もしコロナショックで収入が大幅に減り、30万円の給付金を受け取ったらどれくらい生活の助けになるのでしょうか。単身の場合、生活費(消費支出)の平均は月18万円です。月収が8万円に減り、それまでと同じ生活を続けていれば10万円の赤字になります。給付金を受け取っても3カ月で底をつく計算です。2人以上世帯の場合は生活費の平均額は月32万円。減少後の月収が20万円としたら、赤字は月12万円。こちらも3カ月もたないと考えられます。

収入よりも貯蓄の少なさがリスクに

また、感染拡大の長期化が懸念されるいまは、収入よりも貯蓄の少なさがリスクになることも意識しておかねばなりません。
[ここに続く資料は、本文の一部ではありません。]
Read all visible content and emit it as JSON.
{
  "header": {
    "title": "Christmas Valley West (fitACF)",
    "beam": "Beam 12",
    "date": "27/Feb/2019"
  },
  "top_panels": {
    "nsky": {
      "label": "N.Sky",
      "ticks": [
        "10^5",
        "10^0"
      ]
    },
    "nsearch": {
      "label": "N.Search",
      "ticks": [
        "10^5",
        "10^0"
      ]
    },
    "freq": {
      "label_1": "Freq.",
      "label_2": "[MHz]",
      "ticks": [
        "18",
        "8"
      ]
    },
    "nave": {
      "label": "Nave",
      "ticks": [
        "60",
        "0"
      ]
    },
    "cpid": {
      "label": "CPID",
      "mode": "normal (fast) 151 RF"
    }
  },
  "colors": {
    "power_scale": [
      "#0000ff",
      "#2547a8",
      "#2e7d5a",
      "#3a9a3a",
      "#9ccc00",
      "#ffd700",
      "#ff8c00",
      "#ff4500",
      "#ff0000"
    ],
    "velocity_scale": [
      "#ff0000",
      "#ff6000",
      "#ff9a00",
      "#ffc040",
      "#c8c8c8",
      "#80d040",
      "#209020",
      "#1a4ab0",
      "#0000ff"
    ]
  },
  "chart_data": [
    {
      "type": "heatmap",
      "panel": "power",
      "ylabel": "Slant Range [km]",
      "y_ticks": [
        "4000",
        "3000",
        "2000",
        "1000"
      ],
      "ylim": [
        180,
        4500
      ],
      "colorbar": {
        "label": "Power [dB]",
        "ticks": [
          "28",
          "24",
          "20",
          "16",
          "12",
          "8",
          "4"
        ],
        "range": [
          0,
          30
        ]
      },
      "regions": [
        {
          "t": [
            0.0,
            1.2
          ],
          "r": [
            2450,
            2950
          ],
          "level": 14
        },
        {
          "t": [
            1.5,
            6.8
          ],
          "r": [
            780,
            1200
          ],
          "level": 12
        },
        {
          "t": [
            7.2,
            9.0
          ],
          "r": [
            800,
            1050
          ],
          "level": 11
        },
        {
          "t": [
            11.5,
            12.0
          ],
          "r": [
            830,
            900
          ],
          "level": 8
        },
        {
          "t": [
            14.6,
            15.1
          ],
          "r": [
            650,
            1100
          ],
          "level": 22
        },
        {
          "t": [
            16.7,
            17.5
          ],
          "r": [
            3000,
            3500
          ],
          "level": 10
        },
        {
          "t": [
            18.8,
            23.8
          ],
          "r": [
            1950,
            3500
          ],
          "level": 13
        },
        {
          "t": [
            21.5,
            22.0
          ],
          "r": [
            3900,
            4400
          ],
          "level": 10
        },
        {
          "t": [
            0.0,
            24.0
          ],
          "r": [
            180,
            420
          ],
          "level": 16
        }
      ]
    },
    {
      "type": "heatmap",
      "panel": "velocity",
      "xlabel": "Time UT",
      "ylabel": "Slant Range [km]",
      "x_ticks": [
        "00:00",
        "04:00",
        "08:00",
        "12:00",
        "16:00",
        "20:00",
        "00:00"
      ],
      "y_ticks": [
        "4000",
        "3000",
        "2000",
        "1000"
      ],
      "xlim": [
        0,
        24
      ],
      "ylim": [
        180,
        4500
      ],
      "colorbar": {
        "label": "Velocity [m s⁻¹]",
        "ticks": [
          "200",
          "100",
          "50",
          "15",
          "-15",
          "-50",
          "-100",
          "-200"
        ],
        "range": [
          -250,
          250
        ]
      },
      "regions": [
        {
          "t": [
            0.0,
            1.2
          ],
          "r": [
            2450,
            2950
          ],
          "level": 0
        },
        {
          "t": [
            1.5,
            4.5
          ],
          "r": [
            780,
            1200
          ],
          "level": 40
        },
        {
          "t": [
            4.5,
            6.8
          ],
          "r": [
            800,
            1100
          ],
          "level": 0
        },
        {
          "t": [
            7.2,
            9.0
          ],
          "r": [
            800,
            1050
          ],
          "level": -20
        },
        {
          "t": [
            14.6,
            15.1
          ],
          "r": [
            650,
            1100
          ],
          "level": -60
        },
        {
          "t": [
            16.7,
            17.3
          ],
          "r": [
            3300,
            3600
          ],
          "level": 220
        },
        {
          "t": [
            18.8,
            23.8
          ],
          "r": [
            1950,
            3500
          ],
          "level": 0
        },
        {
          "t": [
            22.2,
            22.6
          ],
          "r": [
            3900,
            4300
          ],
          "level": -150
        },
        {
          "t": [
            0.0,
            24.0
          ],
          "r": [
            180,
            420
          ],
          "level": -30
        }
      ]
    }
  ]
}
手元に貯蓄があれば、給付金と合わせてもう少し長期の赤字を補填できるでしょう。しかし貯蓄がなければ、目先の生活を回していくことも危うくなってしまいます。未知のウイルスの感染拡大が終息する見通しは専門家の中でもまだ明確になっておらず、この先、半年から1年近くかかるとの見方もあるようです。現金給付は複数回行うことも検討されているようですが、自粛や休業が長期化すれば、給付金も家計にとって焼け石に水になってしまうかもしれません。
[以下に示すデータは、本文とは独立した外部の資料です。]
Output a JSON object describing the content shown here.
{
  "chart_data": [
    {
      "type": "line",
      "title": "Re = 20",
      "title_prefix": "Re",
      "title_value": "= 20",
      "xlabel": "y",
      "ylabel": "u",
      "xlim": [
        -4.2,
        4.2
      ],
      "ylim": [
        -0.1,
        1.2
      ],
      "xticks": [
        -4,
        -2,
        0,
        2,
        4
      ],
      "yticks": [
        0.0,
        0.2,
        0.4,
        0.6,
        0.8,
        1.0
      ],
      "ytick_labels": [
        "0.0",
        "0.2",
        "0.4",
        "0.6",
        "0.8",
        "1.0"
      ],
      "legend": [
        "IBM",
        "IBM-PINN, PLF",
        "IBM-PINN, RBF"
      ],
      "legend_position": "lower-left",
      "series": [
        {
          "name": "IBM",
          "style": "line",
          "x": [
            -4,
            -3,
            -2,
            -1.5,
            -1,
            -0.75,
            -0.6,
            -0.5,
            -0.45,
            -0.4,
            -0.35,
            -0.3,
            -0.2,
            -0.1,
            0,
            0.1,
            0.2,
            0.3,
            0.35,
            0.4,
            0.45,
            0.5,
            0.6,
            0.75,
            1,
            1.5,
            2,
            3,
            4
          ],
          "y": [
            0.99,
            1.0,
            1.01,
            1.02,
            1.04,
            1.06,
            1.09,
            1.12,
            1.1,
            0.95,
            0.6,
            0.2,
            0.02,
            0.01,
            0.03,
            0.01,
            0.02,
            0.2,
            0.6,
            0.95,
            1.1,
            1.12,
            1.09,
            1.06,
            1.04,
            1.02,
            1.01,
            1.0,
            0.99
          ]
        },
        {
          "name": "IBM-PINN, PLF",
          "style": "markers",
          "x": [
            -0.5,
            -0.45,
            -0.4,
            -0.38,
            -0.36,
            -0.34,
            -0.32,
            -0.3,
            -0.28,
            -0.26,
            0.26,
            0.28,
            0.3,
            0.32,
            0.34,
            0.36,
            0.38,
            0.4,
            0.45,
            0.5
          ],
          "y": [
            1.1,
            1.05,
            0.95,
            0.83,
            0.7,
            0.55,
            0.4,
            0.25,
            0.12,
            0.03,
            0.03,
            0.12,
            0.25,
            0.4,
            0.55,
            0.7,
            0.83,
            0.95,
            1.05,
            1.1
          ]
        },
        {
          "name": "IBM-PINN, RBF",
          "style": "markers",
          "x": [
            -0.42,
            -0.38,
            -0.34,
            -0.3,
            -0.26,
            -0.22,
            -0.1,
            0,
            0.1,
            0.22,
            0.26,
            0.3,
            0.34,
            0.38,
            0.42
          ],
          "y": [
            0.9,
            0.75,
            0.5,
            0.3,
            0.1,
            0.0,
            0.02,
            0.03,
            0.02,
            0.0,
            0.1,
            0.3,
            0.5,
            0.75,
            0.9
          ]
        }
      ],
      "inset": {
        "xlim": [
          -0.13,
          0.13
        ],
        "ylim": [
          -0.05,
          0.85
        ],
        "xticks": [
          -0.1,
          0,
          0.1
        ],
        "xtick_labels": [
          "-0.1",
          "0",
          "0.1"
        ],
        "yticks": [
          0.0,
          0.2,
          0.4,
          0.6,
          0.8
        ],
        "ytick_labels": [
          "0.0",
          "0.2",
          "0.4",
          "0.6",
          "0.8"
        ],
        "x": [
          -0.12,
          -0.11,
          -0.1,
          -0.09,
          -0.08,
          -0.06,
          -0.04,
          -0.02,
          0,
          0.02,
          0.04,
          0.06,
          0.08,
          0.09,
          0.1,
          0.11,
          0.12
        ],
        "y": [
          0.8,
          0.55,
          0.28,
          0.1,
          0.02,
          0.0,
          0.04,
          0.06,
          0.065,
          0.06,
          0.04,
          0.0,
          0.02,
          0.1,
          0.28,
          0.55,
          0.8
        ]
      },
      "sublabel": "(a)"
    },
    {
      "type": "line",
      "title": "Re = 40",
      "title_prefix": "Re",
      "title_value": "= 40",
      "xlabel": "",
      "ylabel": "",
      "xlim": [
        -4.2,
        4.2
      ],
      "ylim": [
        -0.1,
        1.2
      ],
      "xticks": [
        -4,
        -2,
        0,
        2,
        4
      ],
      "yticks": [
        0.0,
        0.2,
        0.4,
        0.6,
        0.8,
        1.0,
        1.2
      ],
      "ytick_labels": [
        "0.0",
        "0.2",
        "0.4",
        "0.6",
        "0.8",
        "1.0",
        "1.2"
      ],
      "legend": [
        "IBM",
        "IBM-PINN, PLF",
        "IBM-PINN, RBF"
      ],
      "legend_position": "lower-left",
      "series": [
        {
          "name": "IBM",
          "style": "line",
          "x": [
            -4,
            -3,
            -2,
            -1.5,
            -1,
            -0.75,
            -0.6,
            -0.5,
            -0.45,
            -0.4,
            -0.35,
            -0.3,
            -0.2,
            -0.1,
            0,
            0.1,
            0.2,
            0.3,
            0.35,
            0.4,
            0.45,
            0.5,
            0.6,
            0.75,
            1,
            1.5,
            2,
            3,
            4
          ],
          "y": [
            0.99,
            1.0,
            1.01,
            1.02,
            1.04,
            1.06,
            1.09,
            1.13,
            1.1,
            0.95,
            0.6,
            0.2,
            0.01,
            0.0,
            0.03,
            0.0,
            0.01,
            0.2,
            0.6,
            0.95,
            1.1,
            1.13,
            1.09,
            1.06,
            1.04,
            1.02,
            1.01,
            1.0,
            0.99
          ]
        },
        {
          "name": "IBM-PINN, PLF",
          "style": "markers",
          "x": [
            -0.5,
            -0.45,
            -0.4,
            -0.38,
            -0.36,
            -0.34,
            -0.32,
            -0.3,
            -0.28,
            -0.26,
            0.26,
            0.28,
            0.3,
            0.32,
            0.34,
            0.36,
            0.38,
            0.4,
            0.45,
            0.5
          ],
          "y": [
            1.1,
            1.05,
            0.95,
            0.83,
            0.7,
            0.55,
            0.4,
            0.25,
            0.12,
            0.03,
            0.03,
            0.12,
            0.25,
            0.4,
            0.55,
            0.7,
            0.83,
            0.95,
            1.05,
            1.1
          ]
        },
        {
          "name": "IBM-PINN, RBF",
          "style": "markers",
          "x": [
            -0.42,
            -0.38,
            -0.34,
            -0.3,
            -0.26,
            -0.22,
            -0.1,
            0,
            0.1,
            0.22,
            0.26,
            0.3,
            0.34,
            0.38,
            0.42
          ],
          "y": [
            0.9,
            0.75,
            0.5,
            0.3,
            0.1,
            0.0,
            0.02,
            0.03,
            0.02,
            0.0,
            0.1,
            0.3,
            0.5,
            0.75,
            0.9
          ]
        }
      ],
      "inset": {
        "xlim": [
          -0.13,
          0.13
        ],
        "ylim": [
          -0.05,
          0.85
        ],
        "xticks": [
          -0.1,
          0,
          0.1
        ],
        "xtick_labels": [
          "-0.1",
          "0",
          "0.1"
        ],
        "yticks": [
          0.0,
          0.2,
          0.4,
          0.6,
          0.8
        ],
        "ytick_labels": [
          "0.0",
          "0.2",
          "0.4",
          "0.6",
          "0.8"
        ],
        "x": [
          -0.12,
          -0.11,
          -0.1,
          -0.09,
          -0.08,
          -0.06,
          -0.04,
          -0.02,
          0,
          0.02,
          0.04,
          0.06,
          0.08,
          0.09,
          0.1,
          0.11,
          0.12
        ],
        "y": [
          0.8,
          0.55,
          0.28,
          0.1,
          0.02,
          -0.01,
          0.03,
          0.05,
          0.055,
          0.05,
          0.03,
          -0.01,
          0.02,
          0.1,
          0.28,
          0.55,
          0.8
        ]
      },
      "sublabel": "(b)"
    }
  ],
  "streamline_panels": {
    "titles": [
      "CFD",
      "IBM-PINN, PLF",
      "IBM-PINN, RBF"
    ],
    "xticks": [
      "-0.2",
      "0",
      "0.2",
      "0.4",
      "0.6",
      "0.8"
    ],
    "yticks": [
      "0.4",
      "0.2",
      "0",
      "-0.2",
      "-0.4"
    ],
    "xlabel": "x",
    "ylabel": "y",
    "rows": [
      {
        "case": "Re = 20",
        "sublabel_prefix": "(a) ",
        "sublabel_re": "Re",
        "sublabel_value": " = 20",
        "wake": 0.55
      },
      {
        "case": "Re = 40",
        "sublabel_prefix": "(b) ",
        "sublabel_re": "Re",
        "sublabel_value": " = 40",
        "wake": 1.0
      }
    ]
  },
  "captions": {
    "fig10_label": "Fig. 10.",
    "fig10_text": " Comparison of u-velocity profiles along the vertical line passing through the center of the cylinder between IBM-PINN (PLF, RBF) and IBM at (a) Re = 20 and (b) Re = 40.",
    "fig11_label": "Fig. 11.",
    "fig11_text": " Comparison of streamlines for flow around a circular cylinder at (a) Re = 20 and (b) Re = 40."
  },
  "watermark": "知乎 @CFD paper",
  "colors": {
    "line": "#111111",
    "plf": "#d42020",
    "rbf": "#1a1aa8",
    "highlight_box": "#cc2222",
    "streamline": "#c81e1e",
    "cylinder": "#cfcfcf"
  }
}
政府が現金給付を全世帯への一律給付にせずに所得制限を設けたのは、給付金を貯蓄せず消費に回すよう、家計収支が逼迫している世帯を対象にしたいとの思惑がありました。その論理は理解できるものの、貯蓄を増やすことは決して悪いことではありません。

ファイナンシャルプランナーが個人の家計相談に対応するときにも、病気やリストラ、災害などの有事に備えて、まずは生活費の半年分から1年分のお金を貯蓄するようにアドバイスするのが一般的です。収入が高くても貯蓄がほとんどないと、仕事がなくなって収入が減るとたちまち生活が苦しくなってしまいます。ですから収入がいくらであれ、ある程度の貯蓄を確保しておくことは重要なのです。
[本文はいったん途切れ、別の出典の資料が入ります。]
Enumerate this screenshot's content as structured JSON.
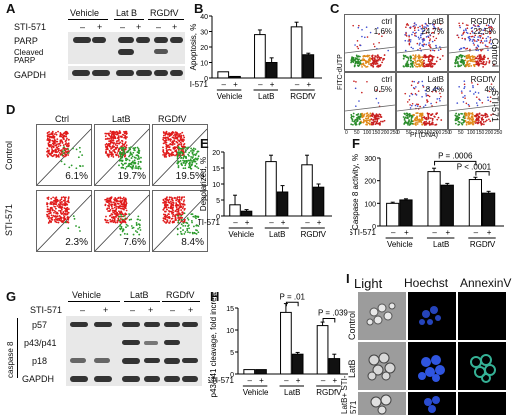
{
  "panels": {
    "A": "A",
    "B": "B",
    "C": "C",
    "D": "D",
    "E": "E",
    "F": "F",
    "G": "G",
    "H": "H",
    "I": "I"
  },
  "common": {
    "sti": "STI-571",
    "minus": "–",
    "plus": "+",
    "vehicle": "Vehicle",
    "latb": "Lat B",
    "latb2": "LatB",
    "rgdfv": "RGDfV",
    "ctrl": "Ctrl",
    "ctrl_lc": "ctrl",
    "control": "Control"
  },
  "panelA": {
    "parp": "PARP",
    "cleaved": "Cleaved",
    "parp2": "PARP",
    "gapdh": "GAPDH"
  },
  "panelB": {
    "ylabel": "Apoptosis, %"
  },
  "panelC": {
    "ylabel": "FITC-dUTP",
    "xlabel": "PI (DNA)",
    "row_labels": [
      "Control",
      "STI-571"
    ],
    "col_labels": [
      "ctrl",
      "LatB",
      "RGDfV"
    ],
    "values": [
      [
        "1.6%",
        "24.7%",
        "22.5%"
      ],
      [
        "0.5%",
        "8.4%",
        "4%"
      ]
    ],
    "ticks": [
      "0",
      "50",
      "100",
      "150",
      "200",
      "250"
    ]
  },
  "panelD": {
    "col_labels": [
      "Ctrl",
      "LatB",
      "RGDfV"
    ],
    "row_labels": [
      "Control",
      "STI-571"
    ],
    "values": [
      [
        "6.1%",
        "19.7%",
        "19.5%"
      ],
      [
        "2.3%",
        "7.6%",
        "8.4%"
      ]
    ]
  },
  "panelE": {
    "ylabel": "Depolarized, %"
  },
  "panelF": {
    "ylabel": "Caspase 8 activity, %",
    "p1": "P = .0006",
    "p2": "P < .0001"
  },
  "panelG": {
    "side": "caspase 8",
    "p57": "p57",
    "p43": "p43/p41",
    "p18": "p18",
    "gapdh": "GAPDH"
  },
  "panelH": {
    "ylabel": "p43/p41 cleavage, fold increase",
    "p1": "P = .01",
    "p2": "P = .039"
  },
  "panelI": {
    "cols": [
      "Light",
      "Hoechst",
      "AnnexinV"
    ],
    "rows": [
      "Control",
      "LatB",
      "LatB+ STI-571"
    ]
  },
  "chart_data": [
    {
      "type": "bar",
      "panel": "B",
      "ylabel": "Apoptosis, %",
      "categories": [
        "Vehicle −",
        "Vehicle +",
        "LatB −",
        "LatB +",
        "RGDfV −",
        "RGDfV +"
      ],
      "values": [
        4,
        1,
        28,
        10,
        33,
        15
      ],
      "errors": [
        0,
        0,
        3,
        3,
        3,
        1
      ],
      "ylim": [
        0,
        40
      ]
    },
    {
      "type": "bar",
      "panel": "E",
      "ylabel": "Depolarized, %",
      "categories": [
        "Vehicle −",
        "Vehicle +",
        "LatB −",
        "LatB +",
        "RGDfV −",
        "RGDfV +"
      ],
      "values": [
        3.5,
        1.5,
        17,
        7.5,
        16,
        9
      ],
      "errors": [
        3,
        0.5,
        2,
        2,
        3,
        1
      ],
      "ylim": [
        0,
        20
      ]
    },
    {
      "type": "bar",
      "panel": "F",
      "ylabel": "Caspase 8 activity, %",
      "categories": [
        "Vehicle −",
        "Vehicle +",
        "LatB −",
        "LatB +",
        "RGDfV −",
        "RGDfV +"
      ],
      "values": [
        100,
        115,
        240,
        180,
        205,
        145
      ],
      "errors": [
        5,
        5,
        15,
        8,
        10,
        8
      ],
      "ylim": [
        0,
        300
      ]
    },
    {
      "type": "bar",
      "panel": "H",
      "ylabel": "p43/p41 cleavage, fold increase",
      "categories": [
        "Vehicle −",
        "Vehicle +",
        "LatB −",
        "LatB +",
        "RGDfV −",
        "RGDfV +"
      ],
      "values": [
        1,
        1,
        14,
        4.5,
        11,
        3.5
      ],
      "errors": [
        0,
        0,
        2,
        0.4,
        0.8,
        1
      ],
      "ylim": [
        0,
        15
      ]
    }
  ]
}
もちろん、収入と貯蓄には相関関係があります。総務省の家計調査でも、年収が高い世帯ほど貯蓄の保有額が高いというデータがあります。2人以上の世帯の場合、年収200万円未満の貯蓄額は平均428万円に対して、年収500万円世帯の貯蓄額は860万円、年収1000万円世帯では2000万円弱と大きな差があります。